Tércia Montenegro (escritora, fotógrafa e professora da UFC)



sexta-feira, 12 de agosto de 2011

Biografia do Salinger

Estou lendo a recente biografia do Salinger, lançada pela Ed. Leya. Uma pena que a tradução seja tão descuidada, com irritantes erros gráficos em praticamente toda página. O estilo também não é envolvente, como Em busca de J.D.Salinger, do Ian Hamilton - mas há revelações novas, como a notícia de uma ascendência polonesa na família de Jerry e a impressionante participação do escritor como soldado na II Guerra. Salinger desembarcou na Normandia no Dia D e trabalhou no serviço de inteligência aliado, para desmascar nazistas: sua sobrevivência foi quase um milagre, entre tantos riscos, e no meio de tudo isso ele carregava os rascunhos iniciais de O apanhador no campo de centeio. Certamente a experiência bélica foi um trauma tão profundo que colaborou bastante para o seu futuro isolamento. Para alguém que já não fazia concessões artísticas, ter a sua obra exposta de modo tão vertiginoso pela opinião crítica (que não raro declara disparates com voz de autoridade) deve ter sido algo arrepiante...

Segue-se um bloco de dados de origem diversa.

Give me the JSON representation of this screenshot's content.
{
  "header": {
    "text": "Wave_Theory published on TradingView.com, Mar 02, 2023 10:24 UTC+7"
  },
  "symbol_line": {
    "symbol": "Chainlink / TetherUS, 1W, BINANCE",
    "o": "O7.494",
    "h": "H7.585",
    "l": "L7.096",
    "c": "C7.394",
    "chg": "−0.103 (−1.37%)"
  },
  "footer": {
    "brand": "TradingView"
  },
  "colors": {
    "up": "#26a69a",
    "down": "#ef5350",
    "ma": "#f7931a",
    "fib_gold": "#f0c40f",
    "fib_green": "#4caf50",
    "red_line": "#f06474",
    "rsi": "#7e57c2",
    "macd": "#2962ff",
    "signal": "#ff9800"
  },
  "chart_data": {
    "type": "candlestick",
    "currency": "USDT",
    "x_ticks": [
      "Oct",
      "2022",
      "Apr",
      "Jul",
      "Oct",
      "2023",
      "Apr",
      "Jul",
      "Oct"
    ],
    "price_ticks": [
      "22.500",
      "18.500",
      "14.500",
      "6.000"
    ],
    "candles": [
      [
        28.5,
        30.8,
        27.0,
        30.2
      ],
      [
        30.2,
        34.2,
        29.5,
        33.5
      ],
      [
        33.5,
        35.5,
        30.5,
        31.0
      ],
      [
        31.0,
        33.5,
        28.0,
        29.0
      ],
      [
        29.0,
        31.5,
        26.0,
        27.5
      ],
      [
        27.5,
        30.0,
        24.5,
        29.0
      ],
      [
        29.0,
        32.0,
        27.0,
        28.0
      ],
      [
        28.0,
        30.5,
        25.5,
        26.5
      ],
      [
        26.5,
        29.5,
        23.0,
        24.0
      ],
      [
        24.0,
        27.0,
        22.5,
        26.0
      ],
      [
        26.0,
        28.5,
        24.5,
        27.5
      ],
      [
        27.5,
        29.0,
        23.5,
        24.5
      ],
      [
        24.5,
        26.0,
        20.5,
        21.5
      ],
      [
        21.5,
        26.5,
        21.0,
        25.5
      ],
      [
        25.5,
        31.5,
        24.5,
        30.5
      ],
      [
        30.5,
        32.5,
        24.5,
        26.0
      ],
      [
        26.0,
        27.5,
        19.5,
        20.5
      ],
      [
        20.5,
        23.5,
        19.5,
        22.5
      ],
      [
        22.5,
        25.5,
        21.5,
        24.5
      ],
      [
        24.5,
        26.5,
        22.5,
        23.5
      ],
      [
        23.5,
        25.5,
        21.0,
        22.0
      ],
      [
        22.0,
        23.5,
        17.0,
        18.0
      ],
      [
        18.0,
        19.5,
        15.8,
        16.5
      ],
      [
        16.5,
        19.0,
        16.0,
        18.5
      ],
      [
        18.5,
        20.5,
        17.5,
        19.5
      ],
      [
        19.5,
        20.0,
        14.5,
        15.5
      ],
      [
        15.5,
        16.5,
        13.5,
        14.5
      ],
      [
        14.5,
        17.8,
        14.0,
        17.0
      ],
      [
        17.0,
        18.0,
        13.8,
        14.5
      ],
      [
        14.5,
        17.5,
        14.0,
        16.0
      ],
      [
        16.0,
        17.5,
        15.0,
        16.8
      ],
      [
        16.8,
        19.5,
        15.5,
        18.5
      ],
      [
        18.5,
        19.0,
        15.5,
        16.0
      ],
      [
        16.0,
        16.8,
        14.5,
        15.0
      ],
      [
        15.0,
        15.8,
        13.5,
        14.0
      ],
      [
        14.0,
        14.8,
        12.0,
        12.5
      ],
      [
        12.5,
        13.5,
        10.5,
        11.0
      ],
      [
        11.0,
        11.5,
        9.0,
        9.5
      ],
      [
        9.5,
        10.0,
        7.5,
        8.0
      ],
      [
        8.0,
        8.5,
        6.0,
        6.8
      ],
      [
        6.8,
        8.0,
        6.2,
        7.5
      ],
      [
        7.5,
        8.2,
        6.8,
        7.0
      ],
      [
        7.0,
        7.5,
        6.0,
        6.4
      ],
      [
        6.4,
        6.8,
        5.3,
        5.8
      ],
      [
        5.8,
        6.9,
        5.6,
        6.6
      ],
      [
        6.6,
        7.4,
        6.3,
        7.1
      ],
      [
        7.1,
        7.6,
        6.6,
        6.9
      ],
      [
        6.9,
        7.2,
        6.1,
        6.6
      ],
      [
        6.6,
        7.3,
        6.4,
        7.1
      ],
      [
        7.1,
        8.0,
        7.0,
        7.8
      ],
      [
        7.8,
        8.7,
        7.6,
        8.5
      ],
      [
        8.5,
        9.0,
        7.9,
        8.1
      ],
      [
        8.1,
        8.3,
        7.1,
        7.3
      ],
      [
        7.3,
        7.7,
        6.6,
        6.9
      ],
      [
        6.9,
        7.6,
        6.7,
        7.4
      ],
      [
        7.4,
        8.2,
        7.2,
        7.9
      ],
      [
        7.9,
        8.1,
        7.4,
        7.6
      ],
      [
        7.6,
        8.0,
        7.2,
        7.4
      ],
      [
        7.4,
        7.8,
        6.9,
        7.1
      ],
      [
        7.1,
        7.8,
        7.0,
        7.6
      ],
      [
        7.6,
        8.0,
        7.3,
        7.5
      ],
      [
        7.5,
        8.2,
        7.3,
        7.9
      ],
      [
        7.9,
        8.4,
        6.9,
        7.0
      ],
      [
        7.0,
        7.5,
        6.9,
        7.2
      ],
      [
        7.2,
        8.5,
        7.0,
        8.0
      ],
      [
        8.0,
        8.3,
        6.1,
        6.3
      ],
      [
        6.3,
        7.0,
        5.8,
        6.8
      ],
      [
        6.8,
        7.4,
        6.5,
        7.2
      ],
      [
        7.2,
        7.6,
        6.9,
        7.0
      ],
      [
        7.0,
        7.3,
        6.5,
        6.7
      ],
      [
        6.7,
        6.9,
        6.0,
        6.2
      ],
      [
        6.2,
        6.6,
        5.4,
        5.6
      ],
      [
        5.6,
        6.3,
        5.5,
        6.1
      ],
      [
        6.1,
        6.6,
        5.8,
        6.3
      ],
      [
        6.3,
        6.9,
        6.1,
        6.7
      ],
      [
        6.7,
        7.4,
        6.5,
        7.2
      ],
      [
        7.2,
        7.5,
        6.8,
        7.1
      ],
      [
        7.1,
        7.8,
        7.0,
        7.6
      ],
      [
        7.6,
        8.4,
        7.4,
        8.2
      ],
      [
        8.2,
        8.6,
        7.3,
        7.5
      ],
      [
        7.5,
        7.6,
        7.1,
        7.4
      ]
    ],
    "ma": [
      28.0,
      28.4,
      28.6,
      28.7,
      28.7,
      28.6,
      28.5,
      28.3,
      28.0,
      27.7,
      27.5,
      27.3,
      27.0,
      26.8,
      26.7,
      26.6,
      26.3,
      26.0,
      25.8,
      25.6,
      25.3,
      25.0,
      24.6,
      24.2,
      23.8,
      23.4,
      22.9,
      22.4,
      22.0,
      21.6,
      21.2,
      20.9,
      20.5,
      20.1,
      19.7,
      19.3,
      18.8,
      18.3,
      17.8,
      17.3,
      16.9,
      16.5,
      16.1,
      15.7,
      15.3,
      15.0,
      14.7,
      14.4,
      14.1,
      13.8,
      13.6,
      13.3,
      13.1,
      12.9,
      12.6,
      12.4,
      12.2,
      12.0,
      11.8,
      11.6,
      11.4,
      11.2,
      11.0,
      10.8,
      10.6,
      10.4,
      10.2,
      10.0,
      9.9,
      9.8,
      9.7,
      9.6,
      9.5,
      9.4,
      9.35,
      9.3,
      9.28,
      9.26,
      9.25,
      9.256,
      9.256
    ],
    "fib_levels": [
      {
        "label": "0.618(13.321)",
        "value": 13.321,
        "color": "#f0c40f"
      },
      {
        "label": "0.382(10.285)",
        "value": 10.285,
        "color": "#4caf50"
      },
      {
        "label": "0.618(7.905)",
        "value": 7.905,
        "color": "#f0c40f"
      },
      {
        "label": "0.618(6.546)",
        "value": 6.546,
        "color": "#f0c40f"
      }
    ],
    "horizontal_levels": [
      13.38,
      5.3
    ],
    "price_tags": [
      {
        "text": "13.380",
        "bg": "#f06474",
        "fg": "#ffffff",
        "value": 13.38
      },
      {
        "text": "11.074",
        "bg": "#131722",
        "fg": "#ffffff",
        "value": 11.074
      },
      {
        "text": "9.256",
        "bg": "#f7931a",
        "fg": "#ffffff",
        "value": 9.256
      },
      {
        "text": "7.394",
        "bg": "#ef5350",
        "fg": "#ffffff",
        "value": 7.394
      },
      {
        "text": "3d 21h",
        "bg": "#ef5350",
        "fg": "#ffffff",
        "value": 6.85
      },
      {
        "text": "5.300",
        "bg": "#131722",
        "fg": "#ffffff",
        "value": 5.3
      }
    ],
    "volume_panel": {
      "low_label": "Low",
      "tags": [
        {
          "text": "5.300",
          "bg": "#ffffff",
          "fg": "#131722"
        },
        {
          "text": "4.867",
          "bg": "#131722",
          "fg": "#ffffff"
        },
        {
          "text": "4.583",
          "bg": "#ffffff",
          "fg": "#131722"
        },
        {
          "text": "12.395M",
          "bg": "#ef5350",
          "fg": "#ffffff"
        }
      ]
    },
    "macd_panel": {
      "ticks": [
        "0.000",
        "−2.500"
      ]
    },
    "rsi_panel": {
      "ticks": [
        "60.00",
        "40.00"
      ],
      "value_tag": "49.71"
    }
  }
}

terça-feira, 9 de agosto de 2011

Ótimos filmes

Neste fim-de-semana, aluguei três filmes que realmente me agradaram, embora pertençam a estilos bem diferentes. Comecei com Lunar, ficção científica, dirigido pelo filho do David Bowie. No princípio, temi que a história fosse resvalar por chavões próprios da categoria, mas felizmente o roteiro alcança uma originalidade. O único probleminha é que talvez termine de maneira um pouco brusca, com aquela sensação de perda de fôlego no final...
Em seguida, passei para a Arca russa, que traz uma narrativa em perspectiva fantástica (assistam para entender, não vou estragar a surpresa), para dar um passeio pelo Hermitage, em São Petersburgo. As imagens são lindíssimas, e o filme é feito num único plano-sequência, sem cortes, que dura 97 minutos e atravessa 35 salas do museu. Além do resgate artístico e histórico, o filme traz reflexões sobre diferenças entre a identidade eslava e a europeia (com aspectos políticos subentendidos, claro). Mas, quer saber? Para mim o mais marcante foi a cena em que se dança uma mazurca: a coisa mais maravilhosa!
O terceiro filme foi Inverno da alma, com paisagem e enredo perturbador ao extremo. É admirável como o resultado conseguiu aliar melancolia a poeticidade, em meio a comportamentos de transgressão e violência - reflexos do frio doloroso do lugar. Sei que meus comentários devem parecer vagos, mas qualquer tentativa de resumo dessa história será prejudicial: o espectador tem de acompanhá-la completamente disponível e inocente - assim, incomoda mais, certamente... mas esse deve ter sido o objetivo dos artistas.
E por falar em frio, voltei da locadora com mais um exemplo, desta vez bem radical: a história de uma fuga da Sibéria. Caminho da liberdade é um lançamento que também promete, e logo mais haverá sessão-pipoca aqui em casa...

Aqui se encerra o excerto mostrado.